SURPRISE VISIT: Yeppoon resident and manager of O’Grady Bakehouse manager Madonna O'Grady talks to Local Government Minister David Crisafulli during his visit yesterday to discuss de-amalgamation facts and figures
SURPRISE VISIT: Yeppoon resident and manager of O’Grady Bakehouse manager Madonna O'Grady talks to Local Government Minister David Crisafulli during his visit yesterday to discuss de-amalgamation facts and figures Chris Ison

Crisafulli: "de-amalgamation is the most important vote"

IT requires a simple yes or no answer.

But Local Government Minister David Crisafulli yesterday described Livingstone voters' de-amalgamation vote as the most important vote they will ever cast.

It's one that Yeppoon man Michael Suthers has considered very carefully.

The LJ Hooker Yeppoon marketing consultant yesterday ran into Mr Crisafulli as he toured the Yeppoon CBD with Member for Keppel Bruce Young.

Mr Crisafulli listened intently to Mr Suthers' and other voters' opinions, but didn't stray from the main goal he set for himself when he decided to visit the coastal town at the heart of the de-amalgamation debate.

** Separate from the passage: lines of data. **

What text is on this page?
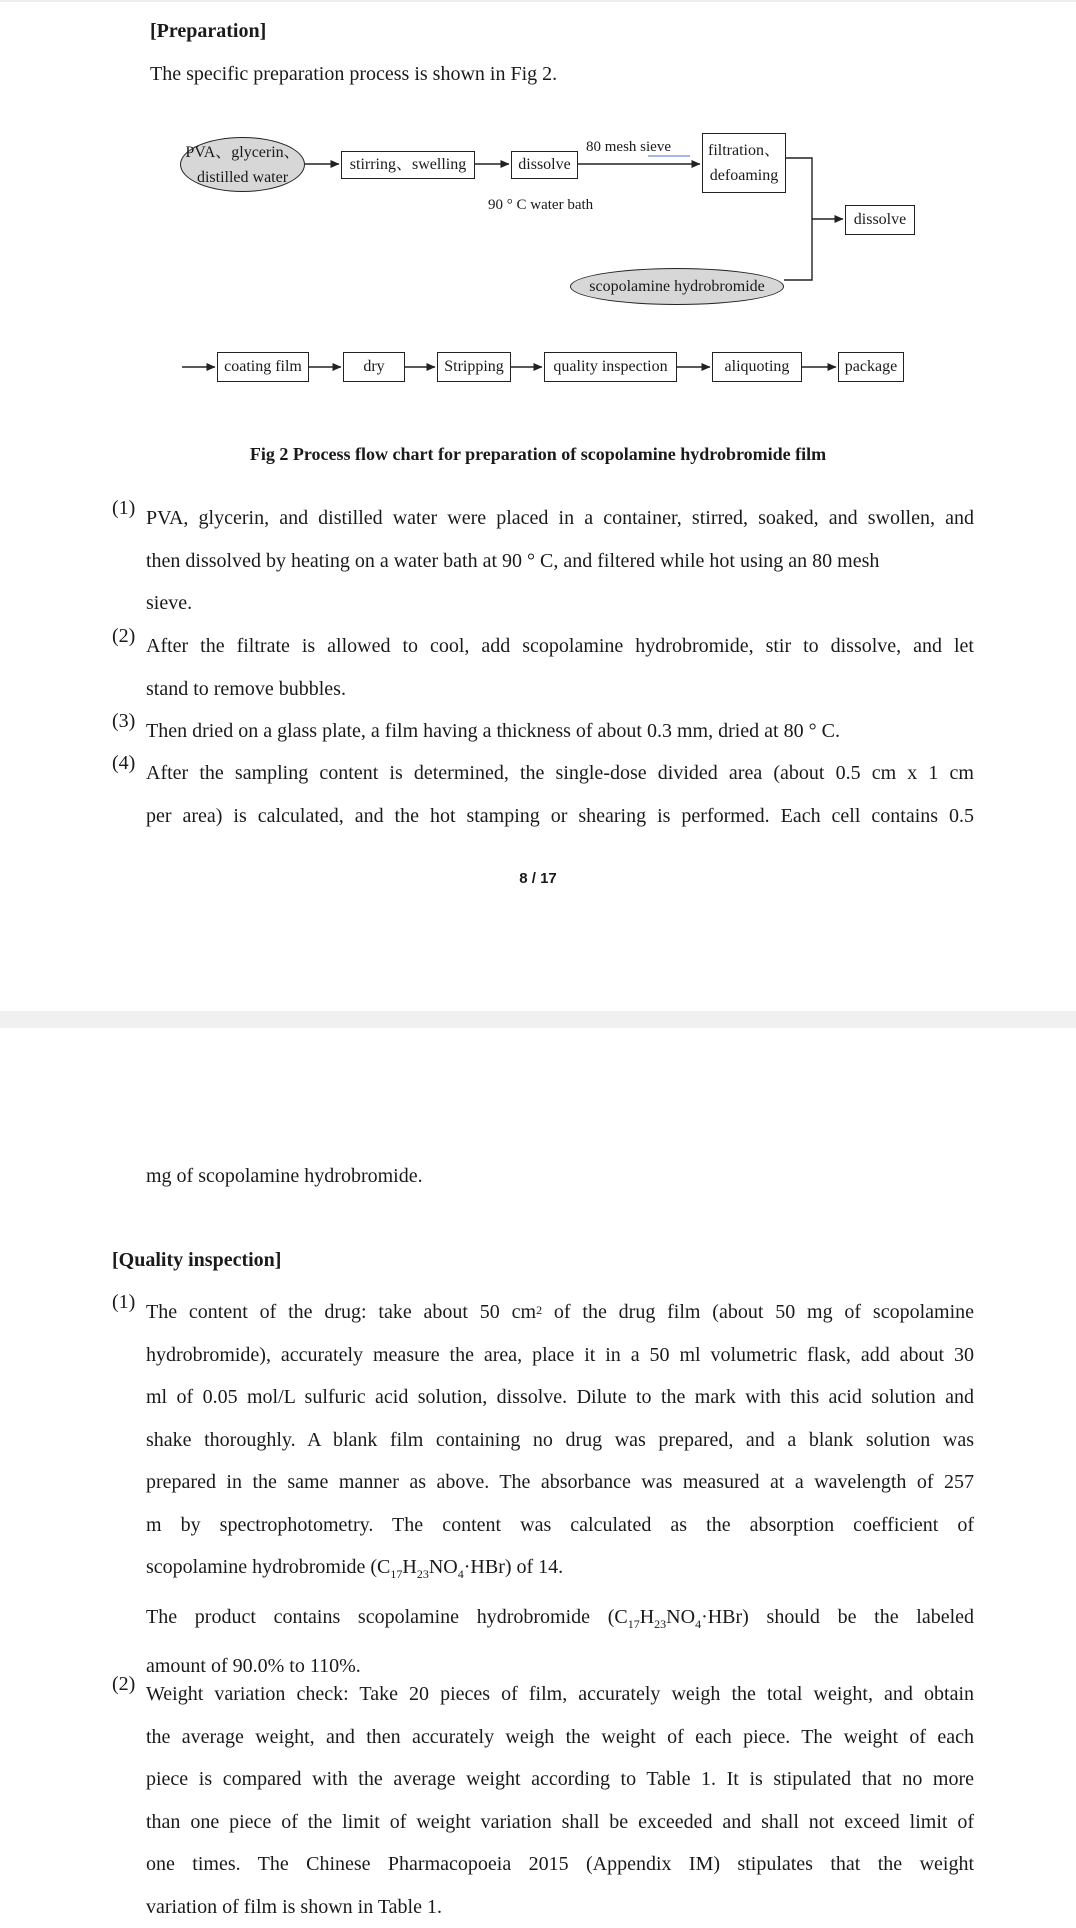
[Preparation]
The specific preparation process is shown in Fig 2.
PVA、glycerin、
distilled water
stirring、swelling	dissolve
80 mesh sieve
90 ° C water bath
filtration、
defoaming
dissolve
scopolamine hydrobromide
coating film	dry	Stripping	quality inspection	aliquoting	package
Fig 2 Process flow chart for preparation of scopolamine hydrobromide film
(1) PVA, glycerin, and distilled water were placed in a container, stirred, soaked, and swollen, and
then dissolved by heating on a water bath at 90 ° C, and filtered while hot using an 80 mesh
sieve.
(2) After the filtrate is allowed to cool, add scopolamine hydrobromide, stir to dissolve, and let
stand to remove bubbles.
(3) Then dried on a glass plate, a film having a thickness of about 0.3 mm, dried at 80 ° C.
(4) After the sampling content is determined, the single-dose divided area (about 0.5 cm x 1 cm
per area) is calculated, and the hot stamping or shearing is performed. Each cell contains 0.5
8 / 17
mg of scopolamine hydrobromide.
[Quality inspection]
(1) The content of the drug: take about 50 $cm^2$ of the drug film (about 50 mg of scopolamine
hydrobromide), accurately measure the area, place it in a 50 ml volumetric flask, add about 30
ml of 0.05 mol/L sulfuric acid solution, dissolve. Dilute to the mark with this acid solution and
shake thoroughly. A blank film containing no drug was prepared, and a blank solution was
prepared in the same manner as above. The absorbance was measured at a wavelength of 257
m by spectrophotometry. The content was calculated as the absorption coefficient of
scopolamine hydrobromide $(C_{17}H_{23}NO_4\cdot HBr)$ of 14.
The product contains scopolamine hydrobromide $(C_{17}H_{23}NO_4\cdot HBr)$ should be the labeled
amount of 90.0% to 110%.
(2) Weight variation check: Take 20 pieces of film, accurately weigh the total weight, and obtain
the average weight, and then accurately weigh the weight of each piece. The weight of each
piece is compared with the average weight according to Table 1. It is stipulated that no more
than one piece of the limit of weight variation shall be exceeded and shall not exceed limit of
one times. The Chinese Pharmacopoeia 2015 (Appendix IM) stipulates that the weight
variation of film is shown in Table 1.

Mr Crisafulli urged voters to look at all the facts and figures as laid down by Boundaries Commissioner Col Meng and the Queensland Treasury Corporation (QTC).

He said the more he looked at the QTC figures, the more confident he was of them.

"But that doesn't mean that each ratepayer has to get a $429 rate rise in the first year," Mr Crisafulli said.

"Both sides of the argument can rightly say it could be more or could be less... because any council can cut its cloth to suit."

 

Mr Suthers and another person who spoke with the minister, Madonna O'Grady, believe de-amalgamation is worth the price tag.

 

"It may take a couple of years to pay (for de-amalgamation), but after that we are in control of our own destiny," she said.

Mr Suthers said he would most likely be voting yes to de-amalgamation come March 9.

He told the minister Rockhampton Regional Council was focusing too much on finding industrial land in Gracemere, while Yeppoon was also in dire need of it.

Mr Suthers said the coast also desperately needed more flat land for housing.

Mr Crisafulli said it was clear many people in the community were well-informed on de-amalgamation.

But he intentionally steered away from gauging the community's sentiment, saying he was simply there to remind people of the facts.

"Regardless of what happens... it has been the darkest time for local councils in recent years," Mr Crisafulli said.

De-amalgamation group Capricorn Coast Independence Movement and the new group fighting against a split, One Capricorn Region, also said they had good meetings with the minister.

Mr Crisafulli said he would remind councillors of the facts when he met with them yesterday afternoon.

Mr Suthers said he felt the coast had garnered more attention from State Government since Mr Young was elected.

"We haven't had that in the past and I think the community is being able to voice their opinion," he said.